A thief,after committing a theft runs …

Let the time taken by police to catch the thief be n minutes.
Since, the thief ran 2 minutes before the police started running.
Time taken by thief before he was caught = (n + 2) mins
Distance travelled by the thief in (n + 2) mins = 50(n + 2) m
Given that speed of the police increased by 5 m/min.

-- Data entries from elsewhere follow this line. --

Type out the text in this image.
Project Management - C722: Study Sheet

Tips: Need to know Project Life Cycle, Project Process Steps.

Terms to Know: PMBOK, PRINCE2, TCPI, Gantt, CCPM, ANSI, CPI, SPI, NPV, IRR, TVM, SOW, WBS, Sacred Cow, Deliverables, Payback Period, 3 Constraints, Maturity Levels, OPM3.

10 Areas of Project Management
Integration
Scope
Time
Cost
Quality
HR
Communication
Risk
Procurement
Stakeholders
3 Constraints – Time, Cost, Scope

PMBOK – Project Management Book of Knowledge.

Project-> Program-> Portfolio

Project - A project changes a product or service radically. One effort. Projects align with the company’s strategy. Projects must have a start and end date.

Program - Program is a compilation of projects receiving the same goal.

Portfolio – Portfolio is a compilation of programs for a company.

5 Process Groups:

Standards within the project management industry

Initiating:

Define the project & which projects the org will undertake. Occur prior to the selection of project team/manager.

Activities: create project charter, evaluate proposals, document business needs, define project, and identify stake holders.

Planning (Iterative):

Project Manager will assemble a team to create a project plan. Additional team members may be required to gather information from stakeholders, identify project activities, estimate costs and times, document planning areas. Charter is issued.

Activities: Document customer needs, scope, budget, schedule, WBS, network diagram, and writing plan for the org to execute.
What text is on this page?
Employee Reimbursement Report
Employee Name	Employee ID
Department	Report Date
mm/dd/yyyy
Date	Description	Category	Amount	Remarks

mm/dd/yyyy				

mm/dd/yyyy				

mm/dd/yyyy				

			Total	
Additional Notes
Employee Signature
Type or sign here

Speed of police in the 1st min = 60 m/min
Speed of police in the 2nd min = 65 m/min
Speed of police in the 3rd min = 70 m/min
Now, this forms an A.P. with a = 60 and d = 5
$\therefore$ Total distance travelled by the police in n minutes
$= \frac { n } { 2 } [ 2 \times 60 + ( n - 1 ) \times 5 ]$
$= \frac { n } { 2 } [ 120 + 5 n - 5 ]$
$= \frac { n } { 2 } [ 115 + 5 n ]$
$= \frac { 5 n } { 2 } [ 23 + n ]$
After the thief was caught by the police,
Distance travelled by the thief = Distance travelled by the police
$\Rightarrow 50 ( n + 2 ) = \frac { 5 n } { 2 } [ 23 + n ]$}
$\Rightarrow 10 ( n + 2 ) = \frac { n } { 2 } [ 23 + n ]$
$\Rightarrow$20n + 40 = 23 + n²
$\Rightarrow$n² + 8n - 5n - 40 = 0
$\Rightarrow$n(n + 8) - 5(n + 8) = 0
$\Rightarrow$(n + 8)(n - 5) = 0
$\Rightarrow$n + 8 = 0 or n - 5 = 0
$\Rightarrow$n = -8 or n = 5
Thus,time is always postive, n=5
Thus, the time taken by police to catch the thief is 5 minutes.